A post office was opened in Shirley in 1868 (also known as Elm Creek, it is now part of Shirley Township, averaging a population of 40), but the post office was moved to Ames in 1878 and remained in operation until it was discontinued in 1993.

==Demographics==

The 2020 United States census counted 33 people, 14 households, and 8 families in Ames. The population density was 77.5 per square mile (29.9/km^{2}). There were 14 housing units at an average density of 32.9 per square mile (12.7/km^{2}). The racial makeup was 100.0% (33) white or European American (100.0% non-Hispanic white), 0.0% (0) black or African-American, 0.0% (0) Native American or Alaska Native, 0.0% (0) Asian, 0.0% (0) Pacific Islander or Native Hawaiian, 0.0% (0) from other races, and 0.0% (0) from two or more races. Hispanic or Latino of any race was 0.0% (0) of the population.

Of the 14 households, 14.3% had children under the age of 18; 42.9% were married couples living together; 21.4% had a female householder with no spouse or partner present. 42.9% of households consisted of individuals and 28.6% had someone living alone who was 65 years of age or older. The percent of those with a bachelor's degree or higher was estimated to be 0.0% of the population.

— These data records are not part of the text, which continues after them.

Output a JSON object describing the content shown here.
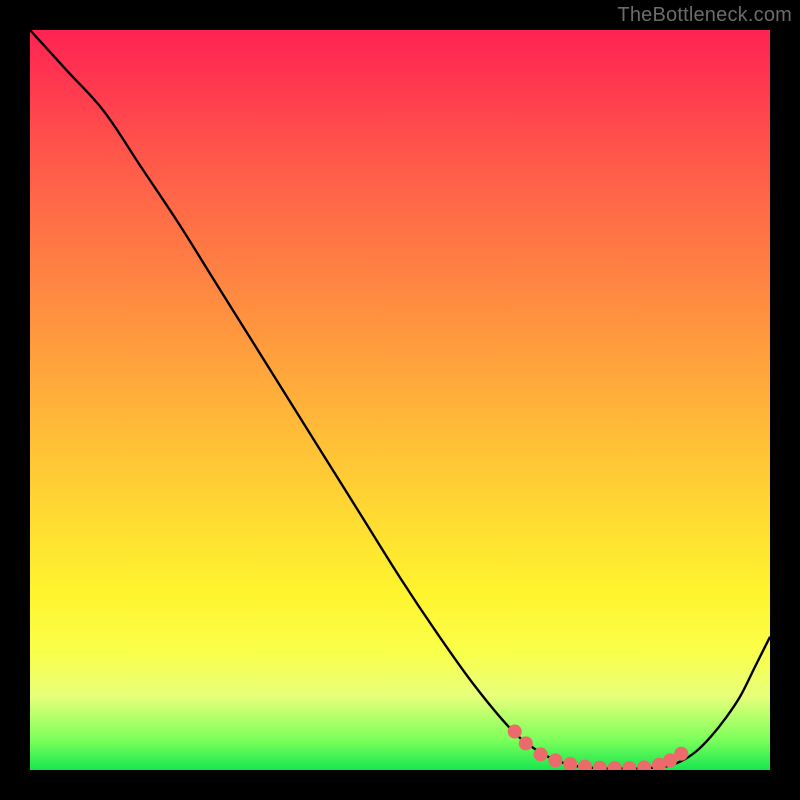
{
  "watermark": "TheBottleneck.com",
  "chart_data": {
    "type": "line",
    "title": "",
    "xlabel": "",
    "ylabel": "",
    "xlim": [
      0,
      100
    ],
    "ylim": [
      0,
      100
    ],
    "series": [
      {
        "name": "curve",
        "x": [
          0,
          5,
          10,
          15,
          20,
          25,
          30,
          35,
          40,
          45,
          50,
          55,
          60,
          65,
          68,
          70,
          72,
          74,
          76,
          78,
          80,
          82,
          84,
          86,
          88,
          90,
          92,
          94,
          96,
          98,
          100
        ],
        "y": [
          100,
          94.5,
          89,
          81.5,
          74,
          66,
          58,
          50,
          42,
          34,
          26,
          18.5,
          11.5,
          5.5,
          3,
          1.8,
          1,
          0.5,
          0.3,
          0.2,
          0.2,
          0.2,
          0.3,
          0.5,
          1.2,
          2.5,
          4.5,
          7,
          10,
          14,
          18
        ]
      }
    ],
    "highlight_dots": {
      "name": "bottom-dots",
      "x": [
        65.5,
        67,
        69,
        71,
        73,
        75,
        77,
        79,
        81,
        83,
        85,
        86.5,
        88
      ],
      "y": [
        5.2,
        3.6,
        2.1,
        1.3,
        0.8,
        0.45,
        0.3,
        0.25,
        0.25,
        0.35,
        0.7,
        1.3,
        2.2
      ]
    },
    "background_gradient": {
      "top": "#ff2352",
      "mid": "#ffdb32",
      "bottom": "#17e64f"
    }
  }
}
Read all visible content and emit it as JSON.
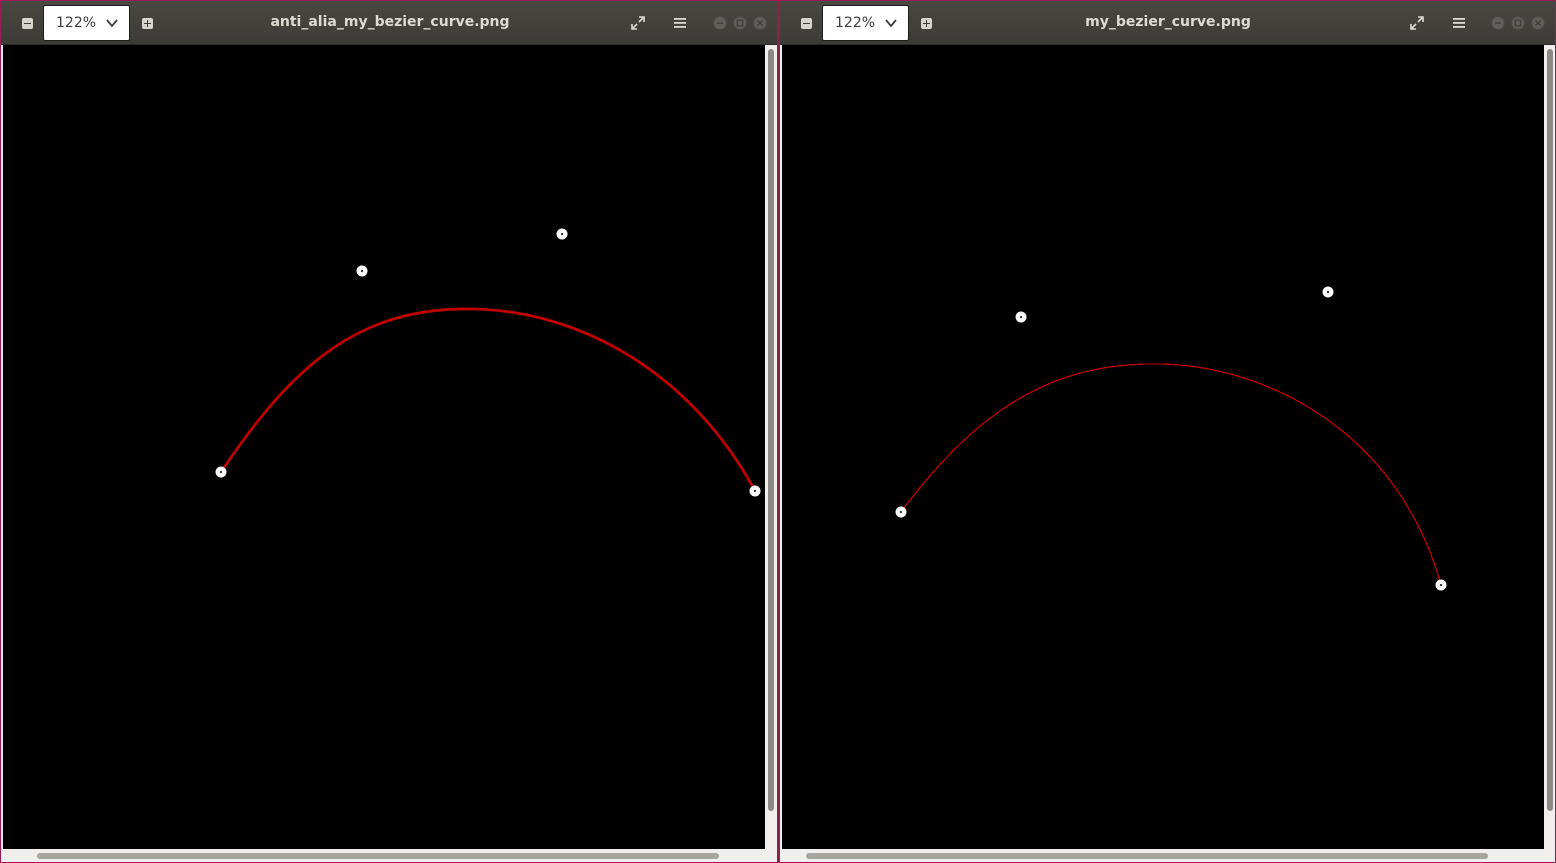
{
  "windows": [
    {
      "title": "anti_alia_my_bezier_curve.png",
      "zoom": "122%",
      "antialiased": true,
      "curve_color": "#c00000",
      "control_point_color": "#ffffff",
      "background_color": "#000000"
    },
    {
      "title": "my_bezier_curve.png",
      "zoom": "122%",
      "antialiased": false,
      "curve_color": "#c00000",
      "control_point_color": "#ffffff",
      "background_color": "#000000"
    }
  ],
  "icons": {
    "zoom_out": "zoom-out-icon",
    "zoom_in": "zoom-in-icon",
    "dropdown": "chevron-down-icon",
    "fullscreen": "fullscreen-icon",
    "menu": "hamburger-menu-icon",
    "minimize": "minimize-icon",
    "maximize": "maximize-icon",
    "close": "close-icon"
  },
  "colors": {
    "titlebar": "#3c3b37",
    "window_border": "#9b1a55",
    "title_text": "#dfdbd2"
  }
}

36.4% of the population was under the age of 18, 0.0% from 18 to 24, 6.1% from 25 to 44, 36.4% from 45 to 64, and 21.2% who were 65 years of age or older. The median age was 54.5 years. For every 100 females, there were 57.1 males. For every 100 females ages 18 and older, there were 75.0 males.

Historical population
| Census | Pop. | Note | %± |
| 2020 | 33 |  | — |
U.S. Decennial Census

==Education==
The community is served by Clifton-Clyde USD 224 public school district, which has three schools:
- Clifton-Clyde Senior High School, located in Clyde.
- Clifton-Clyde Middle School, located in Clifton.
- Clifton-Clyde Grade School, located in Clifton.